Remember Friday, Aug. 7 — when ozone levels at the Great Smokies Mountain National Park reached the unhealthy level of 113 parts per billion over an eight-hour period?
That same day, Asheville’s average was 106, according to state and local reports. That’s well above the 85 ppb ozone level the U.S. Environmental Protection Agency says poses a health risk: Prolonged or repeated exposure can make people more susceptible to respiratory infections and aggravate existing lung disorders, such as asthma, bronchitis or emphysema. Children and the elderly are particularly vulnerable, as are people exercising intensely or working outdoors. High ozone levels also damage many species of plants and animals.
So why wasn’t the public warned about Asheville’s high readings?
For starters, the EPA doesn’t mandate that state or local agencies do so — at least, not yet — according to meteorologist Brian Timin of the North Carolina Department of Environment and Natural Resources’ Air Quality Division in Raleigh. “When a high reading occurs, there is no requirement that we get the word out,” he says.
For another, ozone levels aren’t usually known until after the fact — unless you live in Charlotte or the Triangle area, where the state has initiated a forecasting-and-advisory service that includes daily postings on the Internet, Timin explains.
Both Charlotte and the Triangle are heavily populated areas that tend to have higher ozone readings than western North Carolina, he continues, adding, “It’s not worth doing a big [forecasting] program like that in Asheville, where high readings are fairly rare.”
Notifying the public — as Jim Renfro, air-quality specialist for the Smokies, did — is entirely voluntary, Timin notes.
“We started our advisory program this year,” says Renfro, who’s already recorded at least 19 high-ozone days in the Smokies this summer. “People expect clean air here, but a lot of times, the air may be cleaner in the cities they came from.”
The Smokies, he explains, get some of the highest ozone levels in the region, most of it blowing in from the southwest.
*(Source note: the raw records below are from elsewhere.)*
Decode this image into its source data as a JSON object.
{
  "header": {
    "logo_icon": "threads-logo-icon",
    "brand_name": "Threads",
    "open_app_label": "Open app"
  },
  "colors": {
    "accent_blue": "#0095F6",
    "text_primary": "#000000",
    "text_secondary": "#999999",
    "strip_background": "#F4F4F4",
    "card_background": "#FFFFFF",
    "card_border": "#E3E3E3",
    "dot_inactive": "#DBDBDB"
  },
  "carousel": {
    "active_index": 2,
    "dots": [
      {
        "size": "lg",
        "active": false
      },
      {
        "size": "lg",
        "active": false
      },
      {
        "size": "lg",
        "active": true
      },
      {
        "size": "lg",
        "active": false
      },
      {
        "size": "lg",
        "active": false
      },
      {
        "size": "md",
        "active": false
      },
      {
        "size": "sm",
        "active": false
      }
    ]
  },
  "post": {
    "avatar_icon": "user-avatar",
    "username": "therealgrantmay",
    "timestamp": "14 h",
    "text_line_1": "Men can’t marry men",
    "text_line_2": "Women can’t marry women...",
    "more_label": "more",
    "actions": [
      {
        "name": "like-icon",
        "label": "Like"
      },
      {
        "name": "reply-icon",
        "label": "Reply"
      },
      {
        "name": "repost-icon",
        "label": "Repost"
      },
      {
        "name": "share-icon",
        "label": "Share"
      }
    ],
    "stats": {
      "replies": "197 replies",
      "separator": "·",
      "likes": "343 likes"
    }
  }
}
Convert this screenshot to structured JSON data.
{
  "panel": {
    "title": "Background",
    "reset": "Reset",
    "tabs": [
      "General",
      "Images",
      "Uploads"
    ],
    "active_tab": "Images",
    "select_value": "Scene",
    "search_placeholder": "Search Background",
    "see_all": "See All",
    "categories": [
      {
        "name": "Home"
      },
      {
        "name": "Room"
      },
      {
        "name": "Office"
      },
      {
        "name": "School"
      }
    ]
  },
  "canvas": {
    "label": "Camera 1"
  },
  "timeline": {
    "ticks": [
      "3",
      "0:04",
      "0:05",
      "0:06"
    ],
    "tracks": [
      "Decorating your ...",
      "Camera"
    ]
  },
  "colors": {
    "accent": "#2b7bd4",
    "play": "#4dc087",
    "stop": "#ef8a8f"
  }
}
But on Aug. 7, the winds were northeasterly: The pollution drifted in from North Carolina’s eastern cities, producing high ozone readings all over the mountain region.
Bryson City, located near the park, reported a high of 94 ppb that week (Linville’s high was 91), recounts DENR Regional Supervisor Paul Muller, checking the data before him. “It was a bad week for everyone,” he remarks.
Where did it come from?
Automobiles, coal-burning power plants and other industries emit nitrogen oxide. When it’s exposed to warm sunlight, it can produce ozone, Muller explains.
Temperatures above 85 degrees are most conducive to ozone creation; and when the mercury tops 90, it’s “even better,” says Timin.
Hot, heavily populated Atlanta, for instance, typically has one of the highest average ozone levels in the Southeast. But the Baltimore/Washington, D.C. area is probably the worst in the entire Eastern Seaboard, Renfro points out.
Add sulfur-oxide pollution — also produced by factories burning fossil fuels, as well as diesel-powered vehicles — to the mix, and you’ve got those lazy, hazy days of summer.
The ridgetops of the park and surrounding mountain counties get some of the highest cumulative readings in the East — day and night, Renfro observes. Ozone levels in valley areas such as Asheville, on the other hand, approach zero in the evenings.
Still, there is the occasional high: On Aug. 7, the ozone level here peaked at 114 during a one-hour period (average levels for the Asheville area are typically in the 40s and 50s). “We’ve never exceeded 100 before,” says technician Kevin Lance, who takes local readings for the Western North Carolina Regional Air Pollution Control Agency. Fortunately, those levels quickly subsided after the Aug. 7 high, Lance indicates.
That’s good news for Asheville, because the EPA will be monitoring ozone levels for the next few years, in order to establish whether specific cities, regions and states meet the new 85 ppb standard, Renfro notes. But the consistently high numbers in the Smokies could still impact the entire region, potentially forcing the state to come up with a plan for reducing nitrogen-oxide emissions in all areas surrounding the park, he says.
Already, the Tennessee Valley Authority — Tennessee’s major power producer — plans to reduce such emissions from its plants by 75 percent.
For the rest of us, Renfro advocates cutting back on our power use and auto trips … and contacting legislators to let them know we want clean air. “This is going to be one of our highest ozone seasons ever, [and] that’s unacceptable. People need to be aware of this,” Renfro declares, adding, “They’re the ones who can make a difference.”
Asheville-area citizens can get the most current ozone readings for our region by calling the state’s 1-800-AIRWISE service. And you can get air-quality reports — and a nifty near-live video — on the Smokies, updated every 15 minutes, by checking out this U.S. Forest Service Web site: www.aqd.nps.gov/ard1/parks/grsm/grsmvc.htm.